The justice who wrote Roe v. Wade came up with a reasonable policy, as far as it goes, though there isn’t much of the Constitution in it.
People today will not accept those choices. Nor will they accept a world in which they are forced to bring to term a fetus with severe handicap, or one sired by a rapist or a one night stand.
A culture that puts so much weight on parents needs to rely on volunteers. As libertarians, that is our brand, too: we are the party of volunteers, not conscripts. For at least one trimester, abortion should be entirely up to the woman, because it gives her a chance to opt out. One last chance.

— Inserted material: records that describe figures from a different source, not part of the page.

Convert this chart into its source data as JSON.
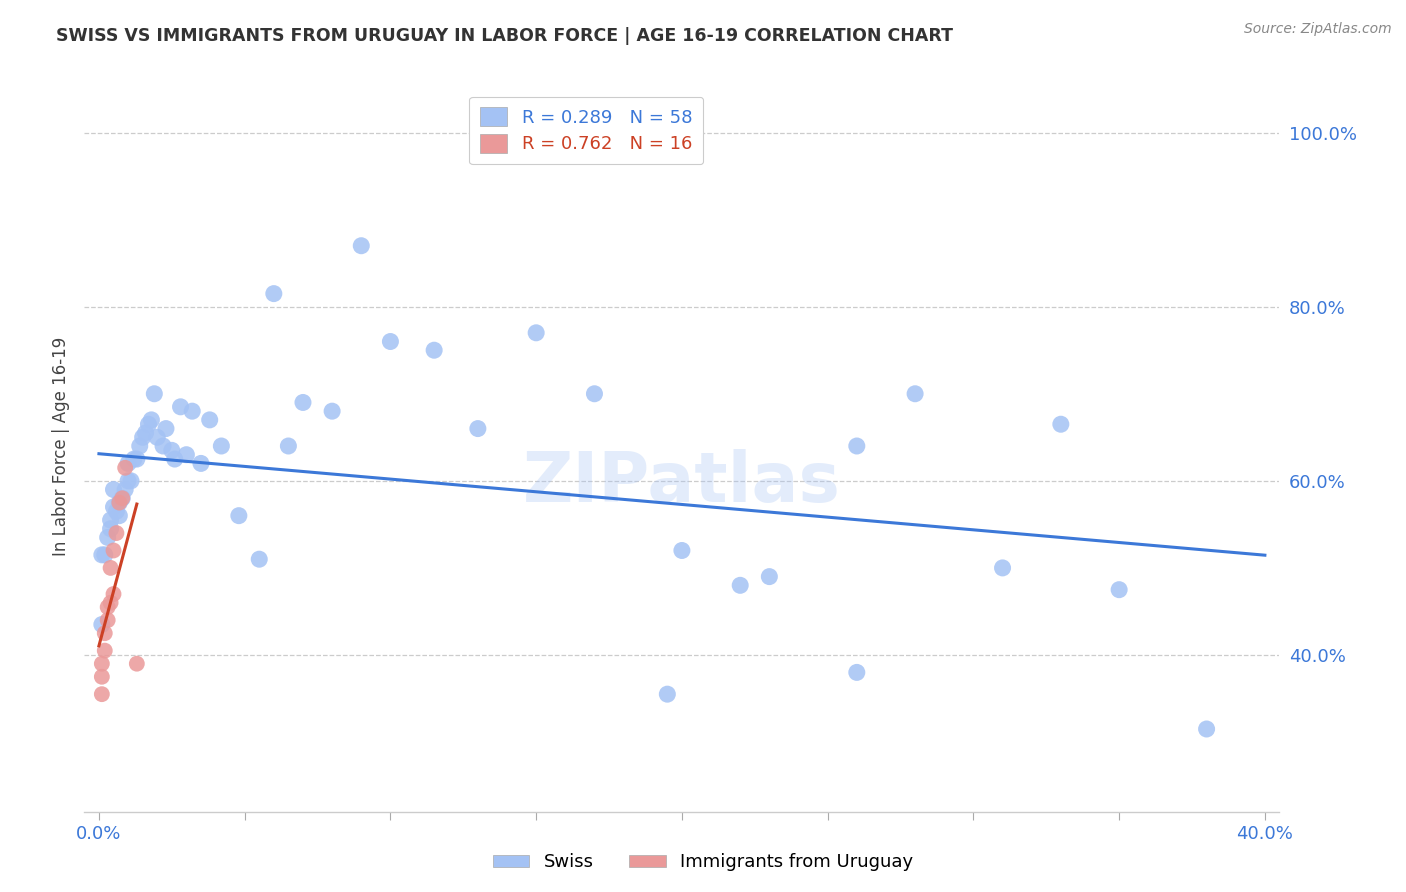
{
  "title": "SWISS VS IMMIGRANTS FROM URUGUAY IN LABOR FORCE | AGE 16-19 CORRELATION CHART",
  "source": "Source: ZipAtlas.com",
  "ylabel": "In Labor Force | Age 16-19",
  "xlim": [
    -0.005,
    0.405
  ],
  "ylim": [
    0.22,
    1.06
  ],
  "xtick_positions": [
    0.0,
    0.05,
    0.1,
    0.15,
    0.2,
    0.25,
    0.3,
    0.35,
    0.4
  ],
  "xtick_labels": [
    "0.0%",
    "",
    "",
    "",
    "",
    "",
    "",
    "",
    "40.0%"
  ],
  "ytick_positions": [
    0.4,
    0.6,
    0.8,
    1.0
  ],
  "ytick_labels": [
    "40.0%",
    "60.0%",
    "80.0%",
    "100.0%"
  ],
  "blue_color": "#a4c2f4",
  "pink_color": "#ea9999",
  "blue_line_color": "#3c78d8",
  "pink_line_color": "#cc4125",
  "axis_label_color": "#3c78d8",
  "watermark": "ZIPatlas",
  "swiss_label": "Swiss",
  "uruguay_label": "Immigrants from Uruguay",
  "blue_R": 0.289,
  "blue_N": 58,
  "pink_R": 0.762,
  "pink_N": 16,
  "swiss_x": [
    0.001,
    0.001,
    0.002,
    0.003,
    0.004,
    0.004,
    0.005,
    0.005,
    0.006,
    0.007,
    0.007,
    0.008,
    0.009,
    0.01,
    0.01,
    0.011,
    0.012,
    0.013,
    0.014,
    0.015,
    0.016,
    0.017,
    0.018,
    0.019,
    0.02,
    0.022,
    0.023,
    0.025,
    0.026,
    0.028,
    0.03,
    0.032,
    0.035,
    0.038,
    0.042,
    0.048,
    0.055,
    0.06,
    0.065,
    0.07,
    0.08,
    0.09,
    0.1,
    0.115,
    0.13,
    0.15,
    0.17,
    0.2,
    0.23,
    0.26,
    0.28,
    0.31,
    0.33,
    0.35,
    0.195,
    0.22,
    0.26,
    0.38
  ],
  "swiss_y": [
    0.435,
    0.515,
    0.515,
    0.535,
    0.545,
    0.555,
    0.57,
    0.59,
    0.565,
    0.56,
    0.575,
    0.58,
    0.59,
    0.6,
    0.62,
    0.6,
    0.625,
    0.625,
    0.64,
    0.65,
    0.655,
    0.665,
    0.67,
    0.7,
    0.65,
    0.64,
    0.66,
    0.635,
    0.625,
    0.685,
    0.63,
    0.68,
    0.62,
    0.67,
    0.64,
    0.56,
    0.51,
    0.815,
    0.64,
    0.69,
    0.68,
    0.87,
    0.76,
    0.75,
    0.66,
    0.77,
    0.7,
    0.52,
    0.49,
    0.64,
    0.7,
    0.5,
    0.665,
    0.475,
    0.355,
    0.48,
    0.38,
    0.315
  ],
  "uruguay_x": [
    0.001,
    0.001,
    0.001,
    0.002,
    0.002,
    0.003,
    0.003,
    0.004,
    0.004,
    0.005,
    0.005,
    0.006,
    0.007,
    0.008,
    0.009,
    0.013
  ],
  "uruguay_y": [
    0.355,
    0.375,
    0.39,
    0.405,
    0.425,
    0.44,
    0.455,
    0.46,
    0.5,
    0.47,
    0.52,
    0.54,
    0.575,
    0.58,
    0.615,
    0.39
  ]
}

After that, the question gets dicey. At what point should a fetus gain rights? Second trimester? Viability? And full rights, or limited rights? What if the amniocentesis finds something bad? Maybe such questions still should be left entirely to the woman and her doctor. With reasonable women and reasonable doctors that would work. Then again, I had a friend who was a devotee of amphetamines, and for years had a physician who freely prescribed him diet pills. That wasn’t so terrible, but when you’re dealing with taking a life rather than taking pills, the law may need to be more careful.
I have read Roe v. Wade. The justice who wrote it came up with a reasonable policy, as far as it goes, though there isn’t much of the Constitution in it. If Roe falls, and the question of abortion goes back to the state legislatures, Americans might look at how other countries decide these things. They face the same issues as we do, and for most of them the value of human life, and of women’s autonomy, is not so different from what it is here. Most of them allow abortions, but within limits.

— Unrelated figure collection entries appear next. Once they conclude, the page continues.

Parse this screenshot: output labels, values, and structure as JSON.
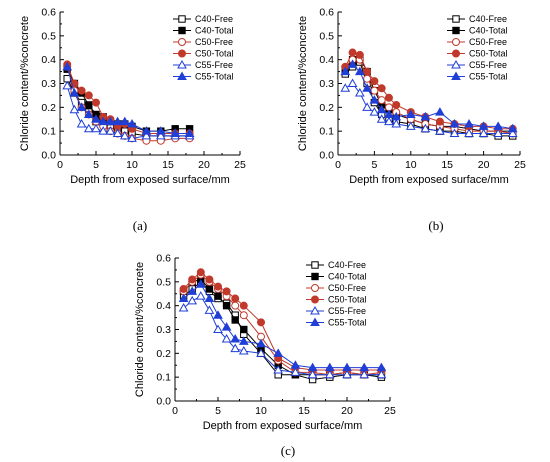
{
  "figure": {
    "captions": [
      "(a)",
      "(b)",
      "(c)"
    ]
  },
  "chart_data": [
    {
      "type": "line",
      "panel": "(a)",
      "xlabel": "Depth from exposed surface/mm",
      "ylabel": "Chloride content/%concrete",
      "xlim": [
        0,
        25
      ],
      "ylim": [
        0,
        0.6
      ],
      "xticks": [
        0,
        5,
        10,
        15,
        20,
        25
      ],
      "yticks": [
        0.0,
        0.1,
        0.2,
        0.3,
        0.4,
        0.5,
        0.6
      ],
      "legend_position": "top-right",
      "series": [
        {
          "name": "C40-Free",
          "color": "#000000",
          "marker": "square-open",
          "x": [
            1,
            2,
            3,
            4,
            5,
            6,
            7,
            8,
            9,
            10,
            12,
            14,
            16,
            18
          ],
          "y": [
            0.32,
            0.26,
            0.22,
            0.18,
            0.14,
            0.13,
            0.12,
            0.11,
            0.1,
            0.09,
            0.08,
            0.08,
            0.08,
            0.08
          ]
        },
        {
          "name": "C40-Total",
          "color": "#000000",
          "marker": "square-filled",
          "x": [
            1,
            2,
            3,
            4,
            5,
            6,
            7,
            8,
            9,
            10,
            12,
            14,
            16,
            18
          ],
          "y": [
            0.36,
            0.3,
            0.26,
            0.21,
            0.17,
            0.16,
            0.14,
            0.13,
            0.13,
            0.12,
            0.1,
            0.1,
            0.11,
            0.11
          ]
        },
        {
          "name": "C50-Free",
          "color": "#c0392b",
          "marker": "circle-open",
          "x": [
            1,
            2,
            3,
            4,
            5,
            6,
            7,
            8,
            9,
            10,
            12,
            14,
            16,
            18
          ],
          "y": [
            0.37,
            0.27,
            0.2,
            0.17,
            0.14,
            0.12,
            0.1,
            0.09,
            0.08,
            0.07,
            0.06,
            0.06,
            0.07,
            0.07
          ]
        },
        {
          "name": "C50-Total",
          "color": "#c0392b",
          "marker": "circle-filled",
          "x": [
            1,
            2,
            3,
            4,
            5,
            6,
            7,
            8,
            9,
            10,
            12,
            14,
            16,
            18
          ],
          "y": [
            0.38,
            0.3,
            0.27,
            0.25,
            0.22,
            0.16,
            0.15,
            0.12,
            0.13,
            0.11,
            0.09,
            0.09,
            0.09,
            0.09
          ]
        },
        {
          "name": "C55-Free",
          "color": "#1f3fd6",
          "marker": "triangle-open",
          "x": [
            1,
            2,
            3,
            4,
            5,
            6,
            7,
            8,
            9,
            10,
            12,
            14,
            16,
            18
          ],
          "y": [
            0.29,
            0.19,
            0.13,
            0.11,
            0.11,
            0.1,
            0.1,
            0.09,
            0.08,
            0.07,
            0.08,
            0.08,
            0.08,
            0.08
          ]
        },
        {
          "name": "C55-Total",
          "color": "#1f3fd6",
          "marker": "triangle-filled",
          "x": [
            1,
            2,
            3,
            4,
            5,
            6,
            7,
            8,
            9,
            10,
            12,
            14,
            16,
            18
          ],
          "y": [
            0.37,
            0.26,
            0.2,
            0.17,
            0.15,
            0.14,
            0.14,
            0.14,
            0.14,
            0.13,
            0.1,
            0.1,
            0.09,
            0.09
          ]
        }
      ]
    },
    {
      "type": "line",
      "panel": "(b)",
      "xlabel": "Depth from exposed surface/mm",
      "ylabel": "Chloride content/%concrete",
      "xlim": [
        0,
        25
      ],
      "ylim": [
        0,
        0.6
      ],
      "xticks": [
        0,
        5,
        10,
        15,
        20,
        25
      ],
      "yticks": [
        0.0,
        0.1,
        0.2,
        0.3,
        0.4,
        0.5,
        0.6
      ],
      "legend_position": "top-right",
      "series": [
        {
          "name": "C40-Free",
          "color": "#000000",
          "marker": "square-open",
          "x": [
            1,
            2,
            3,
            4,
            5,
            6,
            7,
            8,
            10,
            12,
            14,
            16,
            18,
            20,
            22,
            24
          ],
          "y": [
            0.34,
            0.37,
            0.39,
            0.3,
            0.22,
            0.17,
            0.15,
            0.14,
            0.13,
            0.11,
            0.1,
            0.1,
            0.09,
            0.09,
            0.08,
            0.08
          ]
        },
        {
          "name": "C40-Total",
          "color": "#000000",
          "marker": "square-filled",
          "x": [
            1,
            2,
            3,
            4,
            5,
            6,
            7,
            8,
            10,
            12,
            14,
            16,
            18,
            20,
            22,
            24
          ],
          "y": [
            0.36,
            0.4,
            0.41,
            0.35,
            0.27,
            0.21,
            0.19,
            0.17,
            0.15,
            0.13,
            0.12,
            0.12,
            0.11,
            0.1,
            0.1,
            0.1
          ]
        },
        {
          "name": "C50-Free",
          "color": "#c0392b",
          "marker": "circle-open",
          "x": [
            1,
            2,
            3,
            4,
            5,
            6,
            7,
            8,
            10,
            12,
            14,
            16,
            18,
            20,
            22,
            24
          ],
          "y": [
            0.37,
            0.4,
            0.4,
            0.32,
            0.27,
            0.23,
            0.2,
            0.18,
            0.15,
            0.13,
            0.12,
            0.11,
            0.1,
            0.1,
            0.1,
            0.09
          ]
        },
        {
          "name": "C50-Total",
          "color": "#c0392b",
          "marker": "circle-filled",
          "x": [
            1,
            2,
            3,
            4,
            5,
            6,
            7,
            8,
            10,
            12,
            14,
            16,
            18,
            20,
            22,
            24
          ],
          "y": [
            0.37,
            0.43,
            0.42,
            0.35,
            0.31,
            0.28,
            0.24,
            0.21,
            0.18,
            0.16,
            0.14,
            0.13,
            0.12,
            0.12,
            0.11,
            0.11
          ]
        },
        {
          "name": "C55-Free",
          "color": "#1f3fd6",
          "marker": "triangle-open",
          "x": [
            1,
            2,
            3,
            4,
            5,
            6,
            7,
            8,
            10,
            12,
            14,
            16,
            18,
            20,
            22,
            24
          ],
          "y": [
            0.28,
            0.3,
            0.26,
            0.2,
            0.18,
            0.15,
            0.14,
            0.13,
            0.12,
            0.11,
            0.1,
            0.09,
            0.09,
            0.09,
            0.09,
            0.09
          ]
        },
        {
          "name": "C55-Total",
          "color": "#1f3fd6",
          "marker": "triangle-filled",
          "x": [
            1,
            2,
            3,
            4,
            5,
            6,
            7,
            8,
            10,
            12,
            14,
            16,
            18,
            20,
            22,
            24
          ],
          "y": [
            0.35,
            0.38,
            0.35,
            0.28,
            0.23,
            0.19,
            0.17,
            0.16,
            0.17,
            0.16,
            0.18,
            0.13,
            0.13,
            0.12,
            0.12,
            0.11
          ]
        }
      ]
    },
    {
      "type": "line",
      "panel": "(c)",
      "xlabel": "Depth from exposed surface/mm",
      "ylabel": "Chloride content/%concrete",
      "xlim": [
        0,
        25
      ],
      "ylim": [
        0,
        0.6
      ],
      "xticks": [
        0,
        5,
        10,
        15,
        20,
        25
      ],
      "yticks": [
        0.0,
        0.1,
        0.2,
        0.3,
        0.4,
        0.5,
        0.6
      ],
      "legend_position": "top-right",
      "series": [
        {
          "name": "C40-Free",
          "color": "#000000",
          "marker": "square-open",
          "x": [
            1,
            2,
            3,
            4,
            5,
            6,
            7,
            8,
            10,
            12,
            14,
            16,
            18,
            20,
            22,
            24
          ],
          "y": [
            0.44,
            0.47,
            0.5,
            0.46,
            0.43,
            0.41,
            0.36,
            0.28,
            0.2,
            0.11,
            0.11,
            0.09,
            0.1,
            0.11,
            0.11,
            0.1
          ]
        },
        {
          "name": "C40-Total",
          "color": "#000000",
          "marker": "square-filled",
          "x": [
            1,
            2,
            3,
            4,
            5,
            6,
            7,
            8,
            10,
            12,
            14,
            16,
            18,
            20,
            22,
            24
          ],
          "y": [
            0.46,
            0.5,
            0.51,
            0.47,
            0.44,
            0.4,
            0.34,
            0.3,
            0.22,
            0.15,
            0.11,
            0.11,
            0.11,
            0.12,
            0.11,
            0.11
          ]
        },
        {
          "name": "C50-Free",
          "color": "#c0392b",
          "marker": "circle-open",
          "x": [
            1,
            2,
            3,
            4,
            5,
            6,
            7,
            8,
            10,
            12,
            14,
            16,
            18,
            20,
            22,
            24
          ],
          "y": [
            0.46,
            0.5,
            0.53,
            0.5,
            0.47,
            0.44,
            0.4,
            0.36,
            0.27,
            0.17,
            0.12,
            0.12,
            0.11,
            0.12,
            0.11,
            0.12
          ]
        },
        {
          "name": "C50-Total",
          "color": "#c0392b",
          "marker": "circle-filled",
          "x": [
            1,
            2,
            3,
            4,
            5,
            6,
            7,
            8,
            10,
            12,
            14,
            16,
            18,
            20,
            22,
            24
          ],
          "y": [
            0.47,
            0.51,
            0.54,
            0.51,
            0.48,
            0.46,
            0.43,
            0.4,
            0.33,
            0.18,
            0.14,
            0.13,
            0.13,
            0.13,
            0.13,
            0.13
          ]
        },
        {
          "name": "C55-Free",
          "color": "#1f3fd6",
          "marker": "triangle-open",
          "x": [
            1,
            2,
            3,
            4,
            5,
            6,
            7,
            8,
            10,
            12,
            14,
            16,
            18,
            20,
            22,
            24
          ],
          "y": [
            0.39,
            0.42,
            0.44,
            0.38,
            0.3,
            0.26,
            0.22,
            0.21,
            0.2,
            0.13,
            0.12,
            0.11,
            0.11,
            0.11,
            0.11,
            0.11
          ]
        },
        {
          "name": "C55-Total",
          "color": "#1f3fd6",
          "marker": "triangle-filled",
          "x": [
            1,
            2,
            3,
            4,
            5,
            6,
            7,
            8,
            10,
            12,
            14,
            16,
            18,
            20,
            22,
            24
          ],
          "y": [
            0.43,
            0.46,
            0.49,
            0.43,
            0.36,
            0.31,
            0.26,
            0.25,
            0.24,
            0.2,
            0.15,
            0.14,
            0.14,
            0.14,
            0.14,
            0.14
          ]
        }
      ]
    }
  ]
}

My final thought is that abortion is a distraction from the real business of government. In the American system, voters have binary choices: up or down, Republican or Democrat, yes or no. Our votes matter only in the aggregate, but for them to matter even there, we should be thinking about the central things that government does. In the United States, the central things it does are tax, borrow, and spend trillions of dollars, mainly on social welfare, education, and preparation for war. The more that Americans focus on abortion, the more that they let those other matters pass by, unexamined.